Courts have noted that telephonic testimony makes it difficult for the court to ascertain the identity of the witness and to gauge the credibility of the witness because the witness's demeanor cannot be observed by the judge. See, e.g., Ainsworth v. Astrue, Civ. No. 09-CV-286-SM, 2010 WL 2521432, at *4 (D.N.H. Jun. 17, 2 010). Nonetheless, courts may permit telephonic testimony in civil proceedings, finding that this practice comports with due process requirements when the witness is sworn in, the adverse party has the opportunity to question the witness, and the witness lives out of state or otherwise is unable to physically attend the hearing. See, e.g., Barrera-Ouintero v. Holder, 699 F.3d 1239, 1248 (10th Cir. 2012); In re MH-2008-000867, 236 P.3d 405, 409 (Ariz. 2010); Beltran-Tirado v. I.N.S., 213 F.3d 1179, 1185-86 (9th Cir. 2000); see also In re G Children, 115 Hawai'i 147, 165 P.3d 1048, No. 27866, 2007 WL 1147071, at *7-8 (App. Apr. 16, 2007) (mem.) (rejecting mother's assertion that her due process rights were violated when a family court, amongst other issues, permitted a social worker to testify by telephone at the trial). These three elements are present in this case.

Moreover, Holcomb's suggested procedural protection --requiring the witnesses to sign in before a notary to verify their identities -- was unlikely to have a significant benefit in that there is nothing in the record that suggests there was any true question as to the identity of the complaining patient. The complaining patient also stated that he was alone when he provided his telephonic testimony, which reduces the likelihood that the procedure introduced a possibility of an erroneous deprivation due to collusion or intimidation amongst the State's witnesses. Furthermore, the hearings officer stated that his findings and conclusions were primarily based on Holcomb's own statements and actions. Accordingly, the hearings officer's admission of the telephonic testimony did not create a substantial risk of an erroneous deprivation of Holcomb's property interest in her professional license. See In re G Children, 2007 WL 1147071, at *7-8; Korean Buddhist Dae Won Sa Temple of Hawaii v. Sullivan, 87 Hawai'i 217, 241, 953 P.2d 1315, 1339 (1998) ("Thus, if the Director's consultation of evidence outside the record did not affect the Temple's substantial rights, his decision must be affirmed despite the technical HAPA violation.").

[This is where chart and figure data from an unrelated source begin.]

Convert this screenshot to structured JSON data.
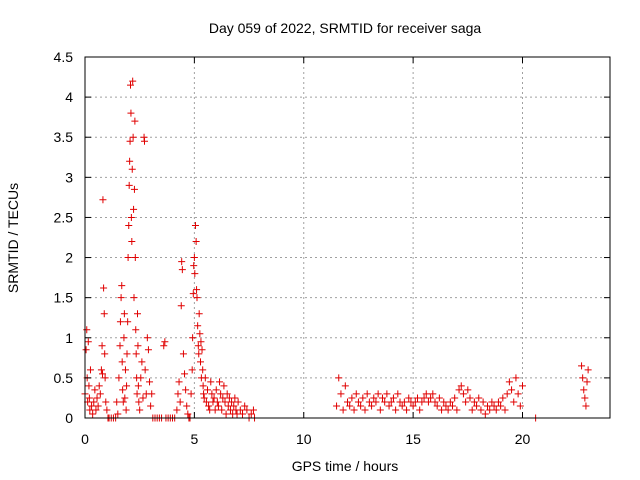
{
  "chart_data": {
    "type": "scatter",
    "title": "Day 059 of 2022, SRMTID for receiver saga",
    "xlabel": "GPS time / hours",
    "ylabel": "SRMTID / TECUs",
    "xlim": [
      0,
      24
    ],
    "ylim": [
      0,
      4.5
    ],
    "xticks": [
      "0",
      "5",
      "10",
      "15",
      "20"
    ],
    "xtick_values": [
      0,
      5,
      10,
      15,
      20
    ],
    "yticks": [
      "0",
      "0.5",
      "1",
      "1.5",
      "2",
      "2.5",
      "3",
      "3.5",
      "4",
      "4.5"
    ],
    "ytick_values": [
      0,
      0.5,
      1,
      1.5,
      2,
      2.5,
      3,
      3.5,
      4,
      4.5
    ],
    "grid": true,
    "marker": "plus",
    "color": "#e00000",
    "series": [
      {
        "name": "SRMTID",
        "points": [
          [
            0.0,
            0.3
          ],
          [
            0.05,
            0.85
          ],
          [
            0.08,
            1.1
          ],
          [
            0.1,
            0.5
          ],
          [
            0.12,
            0.2
          ],
          [
            0.15,
            0.95
          ],
          [
            0.18,
            0.4
          ],
          [
            0.2,
            0.25
          ],
          [
            0.22,
            0.1
          ],
          [
            0.25,
            0.6
          ],
          [
            0.3,
            0.15
          ],
          [
            0.35,
            0.05
          ],
          [
            0.4,
            0.2
          ],
          [
            0.45,
            0.35
          ],
          [
            0.5,
            0.1
          ],
          [
            0.55,
            0.25
          ],
          [
            0.6,
            0.15
          ],
          [
            0.65,
            0.4
          ],
          [
            0.7,
            0.3
          ],
          [
            0.75,
            0.6
          ],
          [
            0.78,
            0.9
          ],
          [
            0.8,
            0.55
          ],
          [
            0.82,
            2.72
          ],
          [
            0.85,
            1.62
          ],
          [
            0.88,
            1.3
          ],
          [
            0.9,
            0.8
          ],
          [
            0.92,
            0.5
          ],
          [
            0.95,
            0.2
          ],
          [
            1.0,
            0.1
          ],
          [
            1.05,
            0.0
          ],
          [
            1.1,
            0.0
          ],
          [
            1.2,
            0.0
          ],
          [
            1.3,
            0.0
          ],
          [
            1.4,
            0.0
          ],
          [
            1.45,
            0.2
          ],
          [
            1.5,
            0.05
          ],
          [
            1.55,
            0.5
          ],
          [
            1.6,
            0.9
          ],
          [
            1.62,
            1.2
          ],
          [
            1.65,
            1.5
          ],
          [
            1.68,
            1.65
          ],
          [
            1.7,
            0.7
          ],
          [
            1.72,
            0.35
          ],
          [
            1.75,
            0.2
          ],
          [
            1.78,
            1.0
          ],
          [
            1.8,
            1.3
          ],
          [
            1.82,
            0.25
          ],
          [
            1.85,
            0.6
          ],
          [
            1.88,
            0.1
          ],
          [
            1.9,
            0.4
          ],
          [
            1.92,
            0.8
          ],
          [
            1.95,
            1.2
          ],
          [
            1.97,
            2.0
          ],
          [
            2.0,
            2.4
          ],
          [
            2.02,
            2.9
          ],
          [
            2.04,
            3.2
          ],
          [
            2.06,
            3.45
          ],
          [
            2.08,
            4.15
          ],
          [
            2.1,
            3.8
          ],
          [
            2.12,
            2.5
          ],
          [
            2.14,
            2.2
          ],
          [
            2.16,
            3.1
          ],
          [
            2.18,
            4.2
          ],
          [
            2.2,
            3.5
          ],
          [
            2.22,
            2.6
          ],
          [
            2.24,
            1.5
          ],
          [
            2.26,
            2.85
          ],
          [
            2.28,
            3.7
          ],
          [
            2.3,
            2.0
          ],
          [
            2.32,
            1.1
          ],
          [
            2.34,
            0.8
          ],
          [
            2.36,
            0.5
          ],
          [
            2.38,
            0.3
          ],
          [
            2.4,
            1.3
          ],
          [
            2.42,
            0.9
          ],
          [
            2.44,
            0.4
          ],
          [
            2.46,
            0.2
          ],
          [
            2.5,
            0.1
          ],
          [
            2.55,
            0.5
          ],
          [
            2.6,
            0.7
          ],
          [
            2.65,
            0.25
          ],
          [
            2.7,
            3.5
          ],
          [
            2.72,
            3.45
          ],
          [
            2.75,
            0.6
          ],
          [
            2.8,
            0.3
          ],
          [
            2.85,
            1.0
          ],
          [
            2.9,
            0.85
          ],
          [
            2.95,
            0.45
          ],
          [
            3.0,
            0.15
          ],
          [
            3.05,
            0.3
          ],
          [
            3.1,
            0.0
          ],
          [
            3.2,
            0.0
          ],
          [
            3.3,
            0.0
          ],
          [
            3.4,
            0.0
          ],
          [
            3.5,
            0.0
          ],
          [
            3.6,
            0.9
          ],
          [
            3.65,
            0.95
          ],
          [
            3.7,
            0.0
          ],
          [
            3.8,
            0.0
          ],
          [
            3.9,
            0.0
          ],
          [
            4.0,
            0.0
          ],
          [
            4.1,
            0.0
          ],
          [
            4.2,
            0.1
          ],
          [
            4.25,
            0.3
          ],
          [
            4.3,
            0.45
          ],
          [
            4.35,
            0.2
          ],
          [
            4.4,
            1.4
          ],
          [
            4.42,
            1.95
          ],
          [
            4.45,
            1.85
          ],
          [
            4.5,
            0.8
          ],
          [
            4.55,
            0.55
          ],
          [
            4.6,
            0.35
          ],
          [
            4.65,
            0.15
          ],
          [
            4.7,
            0.05
          ],
          [
            4.75,
            0.0
          ],
          [
            4.8,
            0.0
          ],
          [
            4.85,
            0.3
          ],
          [
            4.9,
            0.6
          ],
          [
            4.92,
            1.0
          ],
          [
            4.95,
            1.55
          ],
          [
            4.97,
            1.9
          ],
          [
            5.0,
            2.0
          ],
          [
            5.02,
            1.8
          ],
          [
            5.05,
            2.4
          ],
          [
            5.08,
            2.2
          ],
          [
            5.1,
            1.6
          ],
          [
            5.12,
            1.5
          ],
          [
            5.15,
            1.15
          ],
          [
            5.18,
            0.9
          ],
          [
            5.2,
            0.8
          ],
          [
            5.22,
            1.3
          ],
          [
            5.25,
            1.05
          ],
          [
            5.28,
            0.7
          ],
          [
            5.3,
            0.95
          ],
          [
            5.32,
            0.5
          ],
          [
            5.35,
            0.85
          ],
          [
            5.38,
            0.6
          ],
          [
            5.4,
            0.4
          ],
          [
            5.42,
            0.3
          ],
          [
            5.45,
            0.25
          ],
          [
            5.5,
            0.5
          ],
          [
            5.55,
            0.2
          ],
          [
            5.6,
            0.35
          ],
          [
            5.65,
            0.15
          ],
          [
            5.7,
            0.1
          ],
          [
            5.75,
            0.45
          ],
          [
            5.8,
            0.3
          ],
          [
            5.85,
            0.2
          ],
          [
            5.9,
            0.25
          ],
          [
            5.95,
            0.1
          ],
          [
            6.0,
            0.35
          ],
          [
            6.05,
            0.2
          ],
          [
            6.1,
            0.15
          ],
          [
            6.15,
            0.45
          ],
          [
            6.2,
            0.3
          ],
          [
            6.25,
            0.1
          ],
          [
            6.3,
            0.25
          ],
          [
            6.35,
            0.4
          ],
          [
            6.4,
            0.2
          ],
          [
            6.45,
            0.05
          ],
          [
            6.5,
            0.3
          ],
          [
            6.55,
            0.15
          ],
          [
            6.6,
            0.25
          ],
          [
            6.65,
            0.1
          ],
          [
            6.7,
            0.2
          ],
          [
            6.75,
            0.05
          ],
          [
            6.8,
            0.15
          ],
          [
            6.85,
            0.25
          ],
          [
            6.9,
            0.1
          ],
          [
            6.95,
            0.05
          ],
          [
            7.0,
            0.2
          ],
          [
            7.1,
            0.1
          ],
          [
            7.2,
            0.05
          ],
          [
            7.3,
            0.15
          ],
          [
            7.4,
            0.1
          ],
          [
            7.5,
            0.0
          ],
          [
            7.6,
            0.05
          ],
          [
            7.7,
            0.1
          ],
          [
            7.75,
            0.0
          ],
          [
            11.5,
            0.15
          ],
          [
            11.6,
            0.5
          ],
          [
            11.7,
            0.3
          ],
          [
            11.8,
            0.1
          ],
          [
            11.9,
            0.4
          ],
          [
            12.0,
            0.2
          ],
          [
            12.1,
            0.15
          ],
          [
            12.2,
            0.25
          ],
          [
            12.3,
            0.1
          ],
          [
            12.4,
            0.3
          ],
          [
            12.5,
            0.2
          ],
          [
            12.6,
            0.15
          ],
          [
            12.7,
            0.25
          ],
          [
            12.8,
            0.1
          ],
          [
            12.9,
            0.3
          ],
          [
            13.0,
            0.2
          ],
          [
            13.1,
            0.15
          ],
          [
            13.2,
            0.25
          ],
          [
            13.3,
            0.2
          ],
          [
            13.4,
            0.3
          ],
          [
            13.5,
            0.1
          ],
          [
            13.6,
            0.25
          ],
          [
            13.7,
            0.2
          ],
          [
            13.8,
            0.3
          ],
          [
            13.9,
            0.15
          ],
          [
            14.0,
            0.2
          ],
          [
            14.1,
            0.25
          ],
          [
            14.2,
            0.1
          ],
          [
            14.3,
            0.3
          ],
          [
            14.4,
            0.2
          ],
          [
            14.5,
            0.15
          ],
          [
            14.6,
            0.2
          ],
          [
            14.7,
            0.1
          ],
          [
            14.8,
            0.25
          ],
          [
            14.9,
            0.2
          ],
          [
            15.0,
            0.15
          ],
          [
            15.1,
            0.2
          ],
          [
            15.2,
            0.25
          ],
          [
            15.3,
            0.1
          ],
          [
            15.4,
            0.2
          ],
          [
            15.5,
            0.25
          ],
          [
            15.6,
            0.3
          ],
          [
            15.7,
            0.2
          ],
          [
            15.8,
            0.25
          ],
          [
            15.9,
            0.3
          ],
          [
            16.0,
            0.2
          ],
          [
            16.1,
            0.15
          ],
          [
            16.2,
            0.25
          ],
          [
            16.3,
            0.1
          ],
          [
            16.4,
            0.2
          ],
          [
            16.5,
            0.15
          ],
          [
            16.6,
            0.1
          ],
          [
            16.7,
            0.2
          ],
          [
            16.8,
            0.15
          ],
          [
            16.9,
            0.25
          ],
          [
            17.0,
            0.1
          ],
          [
            17.1,
            0.35
          ],
          [
            17.2,
            0.4
          ],
          [
            17.3,
            0.3
          ],
          [
            17.4,
            0.2
          ],
          [
            17.5,
            0.35
          ],
          [
            17.6,
            0.25
          ],
          [
            17.7,
            0.1
          ],
          [
            17.8,
            0.2
          ],
          [
            17.9,
            0.15
          ],
          [
            18.0,
            0.25
          ],
          [
            18.1,
            0.1
          ],
          [
            18.2,
            0.2
          ],
          [
            18.3,
            0.05
          ],
          [
            18.4,
            0.15
          ],
          [
            18.5,
            0.1
          ],
          [
            18.6,
            0.2
          ],
          [
            18.7,
            0.15
          ],
          [
            18.8,
            0.1
          ],
          [
            18.9,
            0.2
          ],
          [
            19.0,
            0.15
          ],
          [
            19.1,
            0.25
          ],
          [
            19.2,
            0.1
          ],
          [
            19.3,
            0.3
          ],
          [
            19.4,
            0.45
          ],
          [
            19.5,
            0.35
          ],
          [
            19.6,
            0.2
          ],
          [
            19.7,
            0.5
          ],
          [
            19.8,
            0.3
          ],
          [
            19.9,
            0.15
          ],
          [
            20.0,
            0.4
          ],
          [
            20.6,
            0.0
          ],
          [
            22.7,
            0.65
          ],
          [
            22.75,
            0.5
          ],
          [
            22.8,
            0.35
          ],
          [
            22.85,
            0.25
          ],
          [
            22.9,
            0.15
          ],
          [
            22.95,
            0.45
          ],
          [
            23.0,
            0.6
          ]
        ]
      }
    ]
  }
}
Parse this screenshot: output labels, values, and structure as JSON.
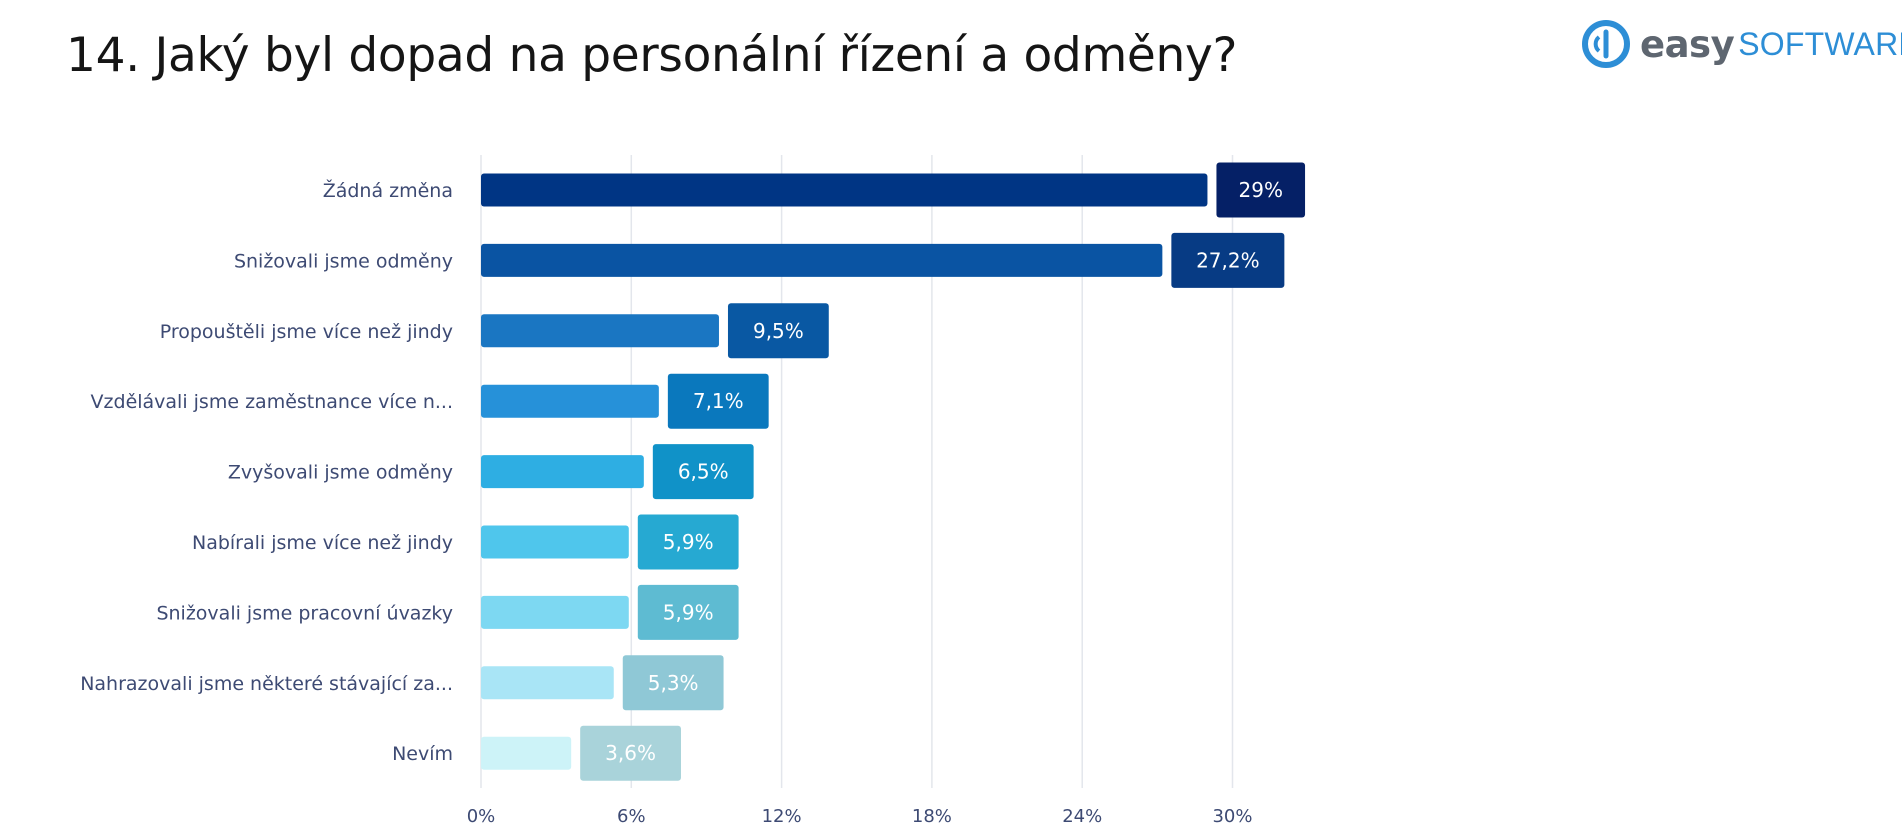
{
  "page": {
    "title": "14. Jaký byl dopad na personální řízení a odměny?"
  },
  "logo": {
    "easy": "easy",
    "software": "SOFTWARE"
  },
  "chart_data": {
    "type": "bar",
    "orientation": "horizontal",
    "title": "14. Jaký byl dopad na personální řízení a odměny?",
    "xlabel": "",
    "ylabel": "",
    "xlim": [
      0,
      30
    ],
    "x_ticks": [
      "0%",
      "6%",
      "12%",
      "18%",
      "24%",
      "30%"
    ],
    "grid": true,
    "categories": [
      "Žádná změna",
      "Snižovali jsme odměny",
      "Propouštěli jsme více než jindy",
      "Vzdělávali jsme zaměstnance více n...",
      "Zvyšovali jsme odměny",
      "Nabírali jsme více než jindy",
      "Snižovali jsme pracovní úvazky",
      "Nahrazovali jsme některé stávající za...",
      "Nevím"
    ],
    "values": [
      29,
      27.2,
      9.5,
      7.1,
      6.5,
      5.9,
      5.9,
      5.3,
      3.6
    ],
    "data_labels": [
      "29%",
      "27,2%",
      "9,5%",
      "7,1%",
      "6,5%",
      "5,9%",
      "5,9%",
      "5,3%",
      "3,6%"
    ],
    "bar_colors": [
      "#003584",
      "#0a54a3",
      "#1a76c2",
      "#2691d9",
      "#2eaee3",
      "#4fc6ec",
      "#7dd8f2",
      "#a9e5f6",
      "#cdf3f8"
    ],
    "label_colors": [
      "#052066",
      "#073b84",
      "#0958a3",
      "#0a78bd",
      "#1092c8",
      "#26a9d2",
      "#5ebbd2",
      "#8fc8d6",
      "#a9d3da"
    ]
  }
}
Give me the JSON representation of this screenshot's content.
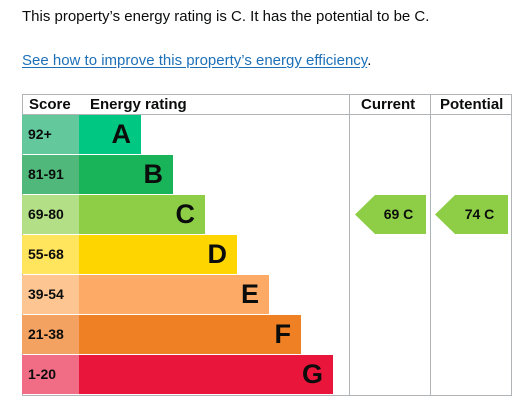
{
  "intro_text": "This property’s energy rating is C. It has the potential to be C.",
  "improve_link": "See how to improve this property’s energy efficiency",
  "improve_link_suffix": ".",
  "table": {
    "headers": {
      "score": "Score",
      "rating": "Energy rating",
      "current": "Current",
      "potential": "Potential"
    },
    "bands": [
      {
        "score": "92+",
        "letter": "A",
        "color": "#00c781",
        "score_color": "#63c99c"
      },
      {
        "score": "81-91",
        "letter": "B",
        "color": "#19b459",
        "score_color": "#4fb87a"
      },
      {
        "score": "69-80",
        "letter": "C",
        "color": "#8dce46",
        "score_color": "#b3df86"
      },
      {
        "score": "55-68",
        "letter": "D",
        "color": "#ffd500",
        "score_color": "#ffe45e"
      },
      {
        "score": "39-54",
        "letter": "E",
        "color": "#fcaa65",
        "score_color": "#fdc592"
      },
      {
        "score": "21-38",
        "letter": "F",
        "color": "#ef8023",
        "score_color": "#f4a261"
      },
      {
        "score": "1-20",
        "letter": "G",
        "color": "#e9153b",
        "score_color": "#f16d86"
      }
    ],
    "current": {
      "value": "69 C",
      "band_index": 2,
      "color": "#8dce46"
    },
    "potential": {
      "value": "74 C",
      "band_index": 2,
      "color": "#8dce46"
    }
  }
}
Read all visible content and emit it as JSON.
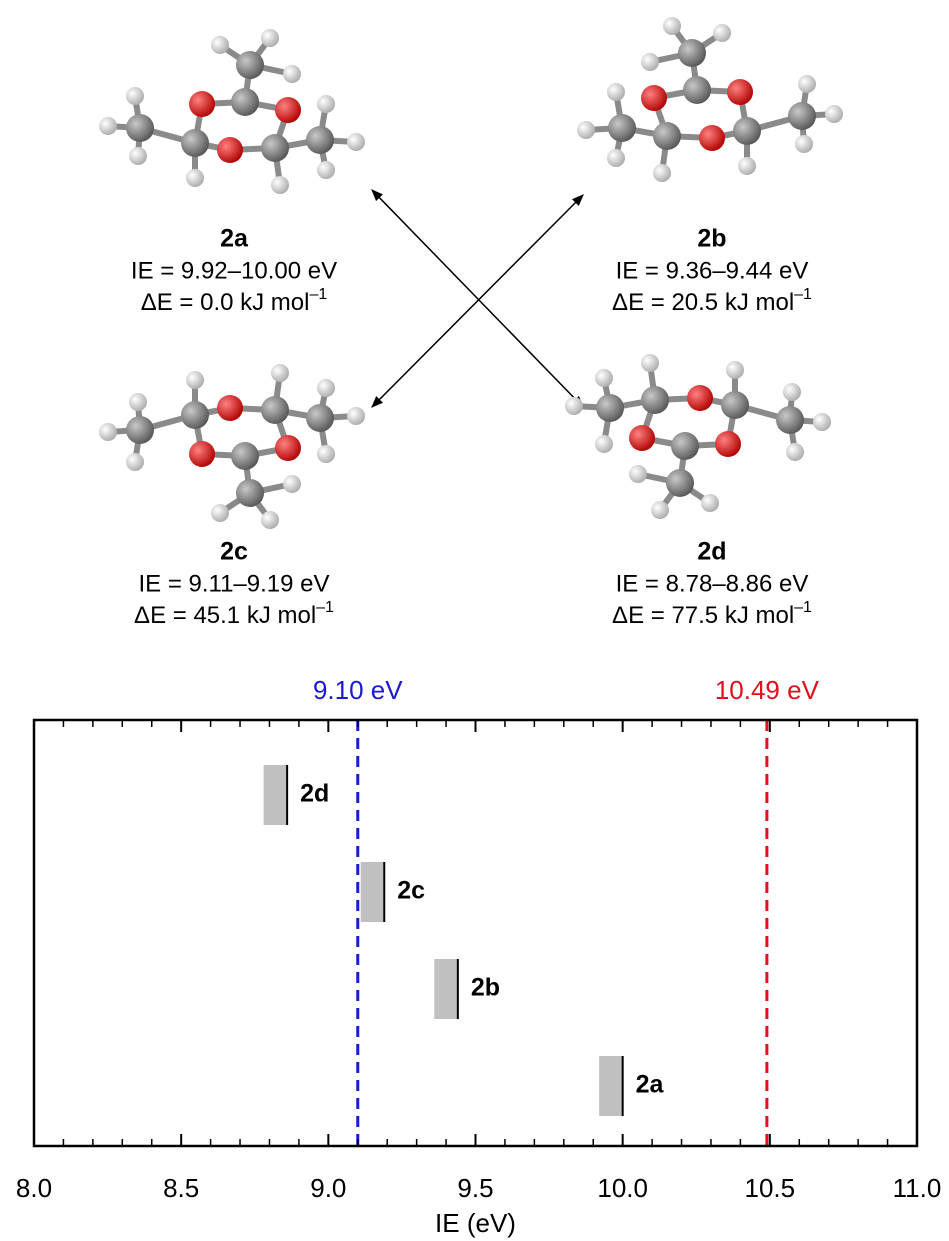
{
  "molecules": [
    {
      "name": "2a",
      "ie": "IE = 9.92–10.00 eV",
      "energy": "ΔE = 0.0 kJ mol",
      "energy_exp": "–1"
    },
    {
      "name": "2b",
      "ie": "IE = 9.36–9.44 eV",
      "energy": "ΔE = 20.5 kJ mol",
      "energy_exp": "–1"
    },
    {
      "name": "2c",
      "ie": "IE = 9.11–9.19 eV",
      "energy": "ΔE = 45.1 kJ mol",
      "energy_exp": "–1"
    },
    {
      "name": "2d",
      "ie": "IE = 8.78–8.86 eV",
      "energy": "ΔE = 77.5 kJ mol",
      "energy_exp": "–1"
    }
  ],
  "chart_data": {
    "type": "range-bar",
    "xlabel": "IE (eV)",
    "xlim": [
      8.0,
      11.0
    ],
    "xticks": [
      {
        "value": 8,
        "label": "8.0"
      },
      8.5,
      {
        "value": 9,
        "label": "9.0"
      },
      9.5,
      {
        "value": 10,
        "label": "10.0"
      },
      10.5,
      {
        "value": 11,
        "label": "11.0"
      }
    ],
    "xminorticks": [
      8.1,
      8.2,
      8.3,
      8.4,
      8.6,
      8.7,
      8.8,
      8.9,
      9.1,
      9.2,
      9.3,
      9.4,
      9.6,
      9.7,
      9.8,
      9.9,
      10.1,
      10.2,
      10.3,
      10.4,
      10.6,
      10.7,
      10.8,
      10.9
    ],
    "color": "#c0c0c0",
    "series": [
      {
        "name": "2d",
        "values": [
          8.78,
          8.86
        ]
      },
      {
        "name": "2c",
        "values": [
          9.11,
          9.19
        ]
      },
      {
        "name": "2b",
        "values": [
          9.36,
          9.44
        ]
      },
      {
        "name": "2a",
        "values": [
          9.92,
          10.0
        ]
      }
    ],
    "reference_lines": [
      {
        "value": 9.1,
        "label": "9.10 eV",
        "color": "#1a1ad6"
      },
      {
        "value": 10.49,
        "label": "10.49 eV",
        "color": "#e0101e"
      }
    ]
  }
}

(3) Holcomb failed to establish that, as a matter of law, the hearing officer erred by rejecting Holcomb's expert witness's testimony and crediting of the testimony of the State's expert witness. Holcomb's argument primarily reduces to an invitation for an appellate court to re-weigh the evidence presented to the hearings officer. This is not proper, especially when an appellate court is reviewing the findings of an expert agency dealing with a specialized field. See In re Application of Hawaiian Electric Co., Inc., 81 Hawai'i 459, 465, 918 P.2d 561, 567 (1996).

Additionally, Holcomb's assertion that the Board of Psychology erred by not conducting an inquiry into Holcomb's practice lacks any citations to the record or authority and is not obviously true given that the administrative hearing is an inquiry into the nature of Holcomb's practice.

(4) Finally, Holcomb does not present any new contentions, reasoning, or authorities to support her argument that the Circuit Court violated her due process right to a fundamentally fair hearing by affirming the Board of Psychology's adoption of the hearings officer's findings. Thus, given the reasoning above, Holcomb's fourth point of error fails to present any reversible error.

Therefore,

IT IS HEREBY ORDERED that the Circuit Court of the Third Circuit's July 29, 2009 order and judgment affirming the suspension of Holcomb's license to practice psychology is affirmed.